地域が香るジンを自らの手で 久留米の男性が酒類製造免許を取得

導入した蒸留器について説明する高橋さん

 福岡県久留米市の高良山(こうらさん)一帯で間伐された竹や、久留米絣(かすり)の染料の藍などを使った変わり種のクラフトジンを企画・販売してきた同市の起業家・高橋米彦さん(46)が4月、酒類製造免許を取得した。それ以前は、県外の業者に蒸留工程を委託していた。

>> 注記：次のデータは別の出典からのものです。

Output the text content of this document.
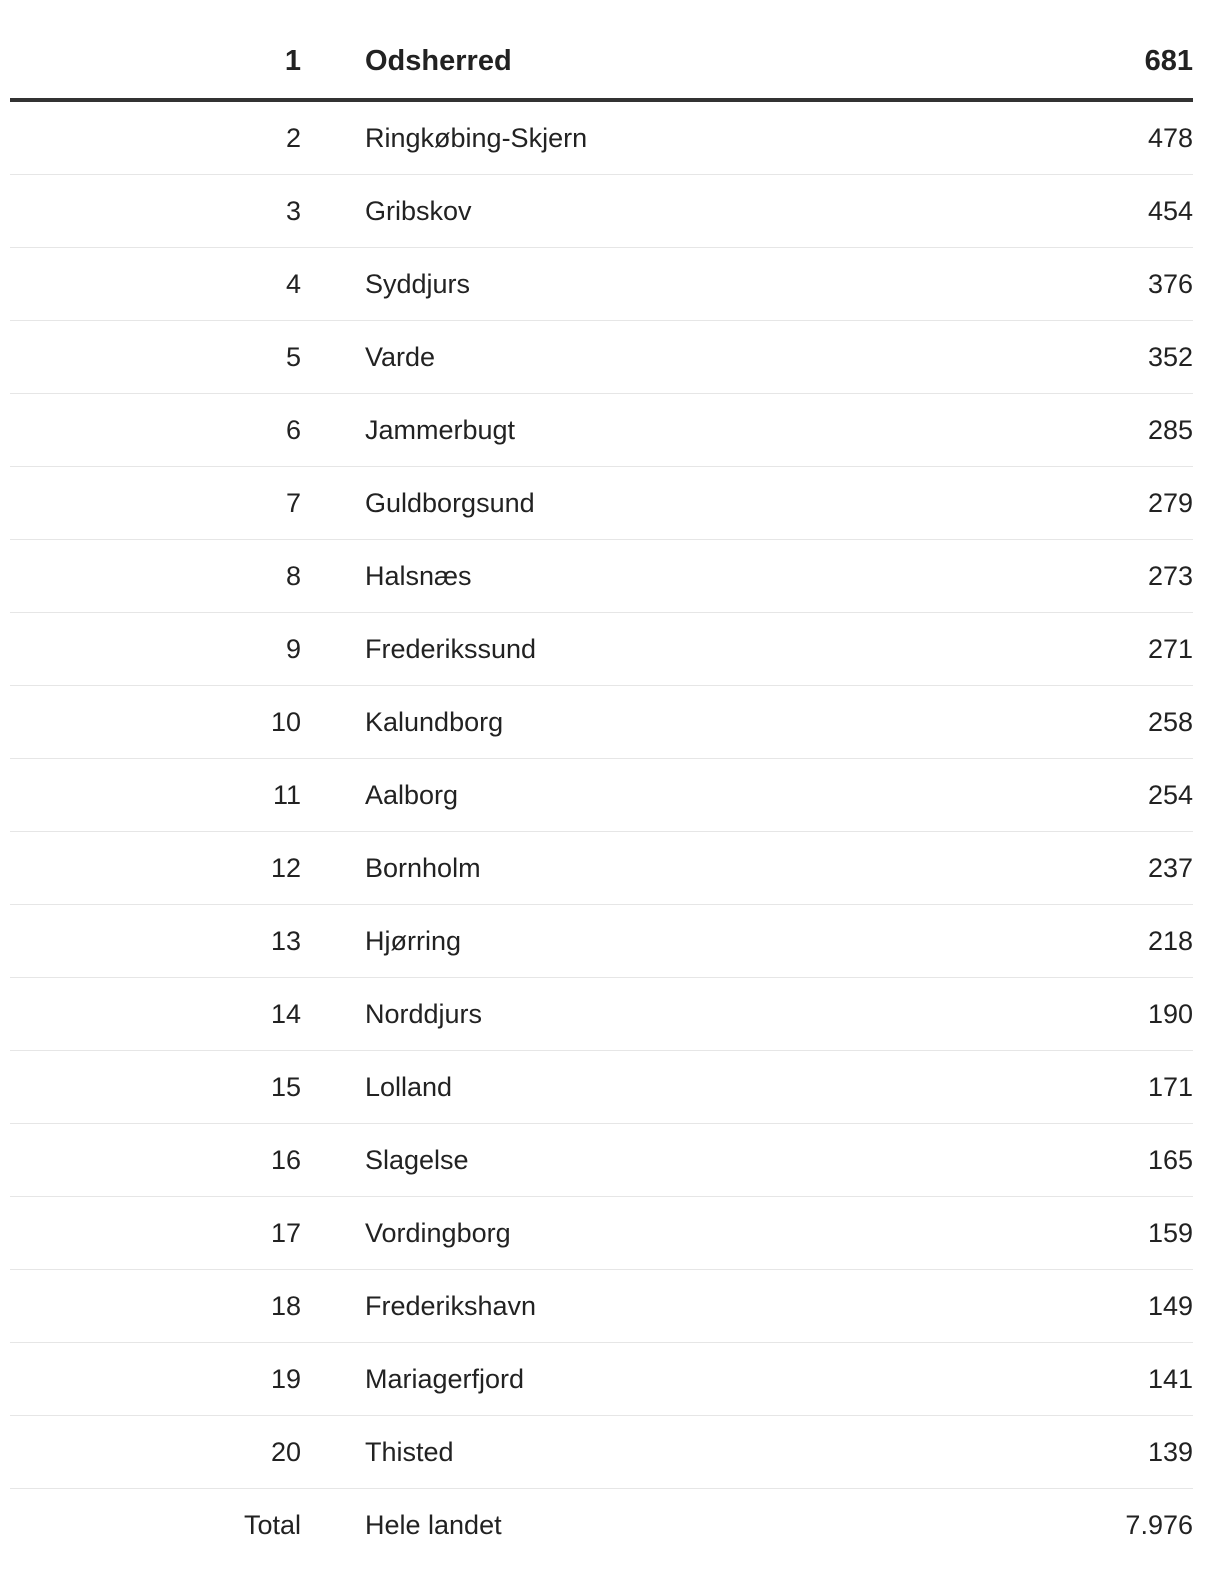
1 Odsherred	681
2 Ringkøbing-Skjern	478
3 Gribskov	454
4 Syddjurs	376
5 Varde	352
6 Jammerbugt	285
7 Guldborgsund	279
8 Halsnæs	273
9 Frederikssund	271
10 Kalundborg	258
11 Aalborg	254
12 Bornholm	237
13 Hjørring	218
14 Norddjurs	190
15 Lolland	171
16 Slagelse	165
17 Vordingborg	159
18 Frederikshavn	149
19 Mariagerfjord	141
20 Thisted	139
Total Hele landet	7.976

自身の手で製造を始めた高橋さんは「ようやくスタートラインに立てた。地元の資源や人々の思いを紡いでいきたい」と力を込める。

スタートラインに

 久留米市内を流れる高良川沿いにある「高良川蒸留所」。4月29日朝、蒸留器内には、茶色い液体が見えた。八女杉の木材チップや和紅茶のほか、様々なハーブ、スパイスをアルコールに一晩漬け込んだものという。スイッチを押すと、器内の温度が上がり、気化したアルコールが上部の管を通って冷やされ、隣の器に透明な液体がこぼれ落ちた。


蒸留されたシダージン


 今回蒸留したのは、「シダー(杉の)ジン」。原料の八女杉はかつて地元の工芸品に使われるなど、地域の産業を支えてきた。他方で、林業が衰退すると手入れされない山林が増え、土砂崩れを引き起こすリスクも高まる。「山を守ることが川や海、まちを守ることにつながる」。林業従事者たちが大切にしてきた考えに共鳴し、暮らしとともにあった八女杉を取り入れた。


地元にフォーカス

 高橋さんが第1弾となる「バンブー(竹の)ジン」を発売したのは2024年8月。放置竹林が問題視されている高良山周辺で間伐された竹を使ったもので、25年1月には国重要無形文化財・久留米絣の染めに使われる藍を使用した「インディゴ(藍色の)ジン」をリリースした。


バンブージン(右)とインディゴジン


 地元の資源を生かしたクラフトジンを売り出してきたが、この頃は蒸留を静岡県沼津市の業者に委託していた。一方で「地元で造りたい」と当初から思っており、久留米市内にある実家の倉庫を改装。25年12月に小型の蒸留器を設置し、4月13日に酒類製造免許の交付を受けた。


 将来的にはもう少し大きい蒸留器を設け、全てのジンを自身の蒸留所で造るつもりだ。さらに各地から委託されたオリジナルジンの製造も見据える。高橋さんは「もっとフォーカスされるべきものや人たちがいる。地元のものを使い、さらに地域を盛り上げていきたい」としている。